Within the variety of different provisions that comprise the CARES Act are special rules for use of retirement funds. Included in these rules is a waiver of the 10% penalty for early withdrawals not to exceed $100,000 from 401k plans, and also a temporary waiver of the required minimum distribution (RMD) rules for 401k plans and IRAs for the calendar year 2020. Qualifying individuals will have up to three years to repay the distributions. During those three years, 401k plan contribution limits will be increased for said individuals in order to assist them in making up for such distributions. Taxpayers electing for such distributions shall include any required amounts in gross income ratably over a three year taxable period, beginning with tax year 2020. However, taxpayers can avoid any income recognition by repaying the distribution to the retirement plan within three years of receiving it.
Section 2202. Special Rules for use of Retirement Funds, defines these withdrawals as a “coronavirus-related distribution”. These distributions must be made:
- on or after January 1, 2020, and before December 31, 2020,
- by an individual:
- who is diagnosed with the virus SARS-CoV-2 or with coronavirus disease 2019 (COVID-19) by a test approved by the Centers for Disease Control and Prevention (CDC)
- whose spouse or dependent is diagnosed with such virus or disease by such test, or
- who experiences adverse financial consequences as a result of being quarantined, being furloughed or laid off or having work hours reduced due to such virus or disease, being unable to work due to lack of child care due to such virus or disease, closing or reducing hours of a business owned or operated by the individual due to such virus or disease.
Furthermore, the CARES Act will temporarily increase the limit on loans not treated as distributions from the lesser of $50,000 or 50% of the vested balance to the lesser of $100,000 or 100% of the vested balance.

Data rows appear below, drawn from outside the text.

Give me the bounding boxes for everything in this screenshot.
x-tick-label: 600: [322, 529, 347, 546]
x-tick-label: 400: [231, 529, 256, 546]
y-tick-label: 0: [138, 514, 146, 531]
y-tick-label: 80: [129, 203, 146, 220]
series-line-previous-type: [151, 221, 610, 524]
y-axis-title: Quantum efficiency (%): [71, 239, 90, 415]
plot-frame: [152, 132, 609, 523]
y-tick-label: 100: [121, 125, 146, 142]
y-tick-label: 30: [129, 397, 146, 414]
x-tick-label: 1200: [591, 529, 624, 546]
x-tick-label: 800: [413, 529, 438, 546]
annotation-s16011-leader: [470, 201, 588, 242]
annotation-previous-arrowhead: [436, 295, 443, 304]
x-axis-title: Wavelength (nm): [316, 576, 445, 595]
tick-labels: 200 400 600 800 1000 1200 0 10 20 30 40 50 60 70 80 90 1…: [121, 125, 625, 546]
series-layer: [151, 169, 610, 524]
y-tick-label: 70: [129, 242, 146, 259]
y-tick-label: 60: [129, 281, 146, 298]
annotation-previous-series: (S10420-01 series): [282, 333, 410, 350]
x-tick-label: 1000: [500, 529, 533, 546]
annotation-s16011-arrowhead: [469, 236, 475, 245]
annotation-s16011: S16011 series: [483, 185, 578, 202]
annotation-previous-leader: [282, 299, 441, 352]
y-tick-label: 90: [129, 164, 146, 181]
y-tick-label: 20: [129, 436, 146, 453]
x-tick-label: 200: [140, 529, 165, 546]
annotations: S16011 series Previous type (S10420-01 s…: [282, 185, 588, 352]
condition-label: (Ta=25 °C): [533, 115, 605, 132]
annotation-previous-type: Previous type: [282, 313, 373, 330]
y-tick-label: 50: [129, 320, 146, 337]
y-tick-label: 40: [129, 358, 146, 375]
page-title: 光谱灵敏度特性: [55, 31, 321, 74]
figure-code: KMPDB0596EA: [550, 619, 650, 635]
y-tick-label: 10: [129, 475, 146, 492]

Repayments for such loans that are due between the enactment date of the Act and December 31, 2020 are eligible to be delayed for one year.
A link to Section 2202. Special Rules for use of Retirement Funds can be found Here.
These provisions will provide additional financial resources for individuals struggling during the ongoing pandemic. All employers with eligible plans should discuss these provisions with their corresponding 401k administrator to determine the overall impact and any action needed for employees that may utilize the changes implemented by the CARES Act during 2020.